Advanced Computing in the Age of AI | Tuesday, March 19, 2024

With $70M in New Series C Funding, Mythic AI Plans Mass Production of Its Inferencing Chips 

Six months after unveiling its first M1108 Analog Matrix Processor (AMP) for AI inferencing, Mythic AI has just received a new $70 million Series C investment round to bring the chips to mass production and to develop its next hardware and software products.

The new investment round, which was led by led by BlackRock and Hewlett Packard Enterprise (HPE), brings the startup’s total funding to $165.2 million, the company said in a May 11 (Tuesday) press release. Several new investors are also involved in this round, including Alumni Ventures Group and UDC Ventures.

Mythic AI said it will use the latest funding to accelerate its plans to bring the M1108 AI inferencing chips to mass production, while also expanding its support to customers and developing the next-generation of its hardware platform.

The M1108 is aimed at deploying edge AI across a wide range of applications, including smart homes, AR/VR, drones, video surveillance, smart cities, manufacturing and more. Due to their combination of analog and flash memory design, the chips can be more affordable and use less power compared to chips from competitors, according to the company.

Other plans for the additional investment include increasing support for Mythic AI’s growing customer base across APAC, Europe and the U.S., as well as building out its software portfolio, the company said.

Tim Vehling of Mythic AI

Tim Vehling, the senior vice president for product and business development of Mythic AI, told EnterpriseAI that since announcing the M1108 chips last year that the company has been sampling them with customers. So far, the company, which was founded in 2012, has not reported any sales revenue.

“We have not announced any customers yet, but we have interest from customers in the video surveillance, industrial, AR/VR and drone markets,” said Vehling. Mythic is a fabless operation and uses a 40nm foundry in Japan for its chip production.

“We are planning to continue innovating our analog computer-in-memory technology to bring even higher AI performance at lower power” as its chip production continues, said Vehling.

The M1108 chips were unveiled in November 2020 as analog processors that are designed to provide high performance with low power requirements for edge computing. The M1108’s uses the Mythic Analog Compute Engine (ACE) for analog compute-in-memory with on-chip deep neural network (DNN) model execution and weight parameter storage with no external DRAM. The chips provide concurrent, independent execution of multiple DNNs and are scalable with multiple chips on a single board to address large DNN applications, according to Mythic.

The M1108 architecture includes 108 AMP tiles, each with a Mythic ACE, a digital SIMD vector engine, a 32-bit RISC-V nano-processor, a network-on-chip (NoC) router and local SRAM, as well as four control and interface tiles with a four-lane PCIe interface with up to 2GB/s bandwidth.

Device makers and original equipment manufacturers (OEMs) can choose from the single-chip M1108 Mythic AMP or a variety of PCIe card configurations, including the M.2 M Key and M.2 A+E Key form factors to fit a variety of needs.

Dan Olds, the chief data officer of Intersect360 Research, told EnterpriseAI that Mythic’s high-end edge AI market is an interesting choice for the company.

Dan Olds, analyst

“Their AI solution is also very inexpensive compared to server-based inferencing, which should give them a significant advantage in the market," said Olds. “However, everything related to AI these days is highly competitive. They’re going to face a number of equally well-funded competitors, but not many competitors who are taking their approach when it comes to analog versus digital. My sense of the market is that most of the burgeoning AI chipsters are trying to shoehorn existing technology into a form factor that will be good enough for edge AI – Mythic is taking a radically different approach.”

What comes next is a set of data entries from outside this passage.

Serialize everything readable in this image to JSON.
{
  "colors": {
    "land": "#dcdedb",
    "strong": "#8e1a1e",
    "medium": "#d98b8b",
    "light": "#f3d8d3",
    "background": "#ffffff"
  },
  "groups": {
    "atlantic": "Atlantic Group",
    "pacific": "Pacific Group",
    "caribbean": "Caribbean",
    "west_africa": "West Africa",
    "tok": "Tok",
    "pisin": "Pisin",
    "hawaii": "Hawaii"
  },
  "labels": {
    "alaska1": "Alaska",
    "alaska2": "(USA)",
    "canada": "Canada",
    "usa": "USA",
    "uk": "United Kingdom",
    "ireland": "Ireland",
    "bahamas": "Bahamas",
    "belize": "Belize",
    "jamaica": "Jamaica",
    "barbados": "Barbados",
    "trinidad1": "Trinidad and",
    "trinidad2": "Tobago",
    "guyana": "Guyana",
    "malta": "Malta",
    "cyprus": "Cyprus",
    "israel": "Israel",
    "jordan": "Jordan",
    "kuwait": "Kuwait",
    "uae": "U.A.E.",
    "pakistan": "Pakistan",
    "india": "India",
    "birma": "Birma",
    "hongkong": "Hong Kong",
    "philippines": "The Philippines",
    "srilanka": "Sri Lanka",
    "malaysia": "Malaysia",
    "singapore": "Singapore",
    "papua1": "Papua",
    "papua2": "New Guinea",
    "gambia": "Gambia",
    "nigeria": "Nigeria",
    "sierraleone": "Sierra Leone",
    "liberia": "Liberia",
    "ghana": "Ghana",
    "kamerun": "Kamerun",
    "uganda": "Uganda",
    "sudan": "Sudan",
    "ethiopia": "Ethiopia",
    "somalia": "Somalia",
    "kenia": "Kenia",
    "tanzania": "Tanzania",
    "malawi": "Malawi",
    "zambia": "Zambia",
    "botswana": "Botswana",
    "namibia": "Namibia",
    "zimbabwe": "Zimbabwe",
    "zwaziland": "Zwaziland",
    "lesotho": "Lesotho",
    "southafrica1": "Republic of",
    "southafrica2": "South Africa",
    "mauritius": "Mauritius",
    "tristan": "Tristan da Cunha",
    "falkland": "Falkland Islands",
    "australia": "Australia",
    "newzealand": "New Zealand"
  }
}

Because Mythic uses its AMP, ultra-low power technology to accomplish its AI tasks, “it is able to dynamically adjust power based on workload with near zero power required when it is idle,” said Olds. “I’m impressed by their use of non-volatile flash memory as both a storage and processing medium, it’s a big step forward and one that will enable AI in devices ranging from AR/VR glasses to remote sensors.”

Several other AI inferencing chip companies have also been busy with similar funding announcements in the last month.

AI and ML accelerator startup, Groq Inc., announced on April 14 the closing of a $300 million Series C fundraising round that had been rumored for more than a month. Co-led by Tiger Global Management and D1 Capital, with participation from The Spruce House Partnership and Addition, the cash brings Groq's total funding to $367 million, of which $300 million has been raised since the second-half of 2020, according to the company.

And on April 13 SambaNova Systems announced that it is getting another $676 million in new funding, which it says it will use to directly take on AI market leader Nvidia. With the latest large cash infusion, SambaNova says it now has total funding of more than $1 billion and a valuation above $5 billion.